Le livre acheté, les parents le parcoururent avidement. Un passage du livre résumait la pensée de Françoise Dolto sur ce sujet : « Les homards, quand ils changent de carapace, commencent par se débarrasser de l’ancienne et restent un moment sans défense, le temps d’en fabriquer une nouvelle… Pendant ce temps-là, ils sont très vulnérables et donc en grand danger. Pour les adolescents, c’est un peu la même chose et il faut que vous compreniez que « sécréter » une nouvelle carapace coûte pour eux immensément d’efforts, de larmes et de sueur. Dans les parages d’un homard sans protection, il y a toujours un congre qui guette, prêt à le dévorer. L’adolescence s’apparente à cette période où le homard est vulnérable et en danger ! Le congre des adolescents, c’est ce qui les menace, à l’intérieur d’eux-mêmes et à l’extérieur, et malheureusement qu’ils ne sont pas préparés à affronter »
Et plus loin : « Durant cette période, l’adolescent devient gauche, maladroit, ingrat et irritable, Les bonnes manières laissent la place à la grossièreté, à l’agressivité et à la confrontation».
Ce qui résumait tout à fait leur fille…
Ce n’était donc que cela ! une fixation passagère liée à un état fébrile de l’adolescence qui ne tarderait pas à s’évanouir au fur et à mesure que la petite grandirait et prendrait de l’assurance.
Il suffisait de faire preuve d’un peu de patience……
Dans les semaines et les mois qui suivirent, les parents guettèrent les premiers signes d’une guérison.
Hélas, cette manie semblait bien installée et au contraire s’accentuer.
Ayant découvert un jour que sa fille se livrait à des escapades nocturnes, son père, l’ayant suivi jusqu’aux rives du Lac , la découvrit, penchée au-dessus de l’eau, cherchant à attirer les écrevisses à l’aide d’une lampe électrique…
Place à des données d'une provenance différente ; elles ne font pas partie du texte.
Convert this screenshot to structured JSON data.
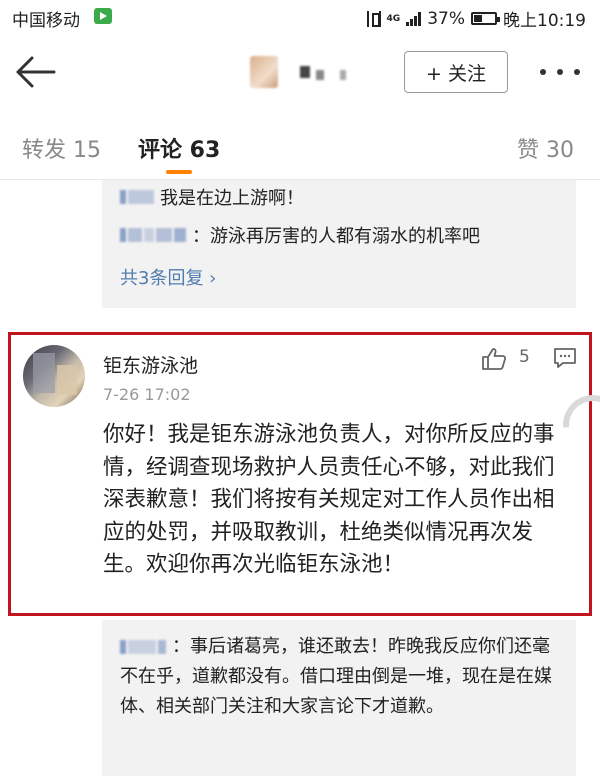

Un moment, l’espoir revint dans la famille, la petite fille semblait s’intéresser au cinéma et passait de longues heures à regarder toujours le même film : « Le Docteur Jivago » et collectionnait les posters de l’acteur qui jouait le rôle du héros du film.
Peut-être en était-elle amoureuse… qui sait ? mais cela paraissait étrange, vu son âge… mais cela avait au moins l’avantage de l’éloigner du monde des crustacés…
Mais on dut lui interdire de revoir ce film quand on s’aperçut qu’elle écrivait le prénom de cet acteur égyptien non pas Omar Sharif mais Homard Sharif…
Il fallait se rendre à l’évidence, ce que l’on avait interprété comme une crise d’adolescence passagère, loin de se calmer, s’aggravait…
La petite fille devenait de plus en plus taciturne et se perdait, de plus en plus souvent, dans de longues rêveries.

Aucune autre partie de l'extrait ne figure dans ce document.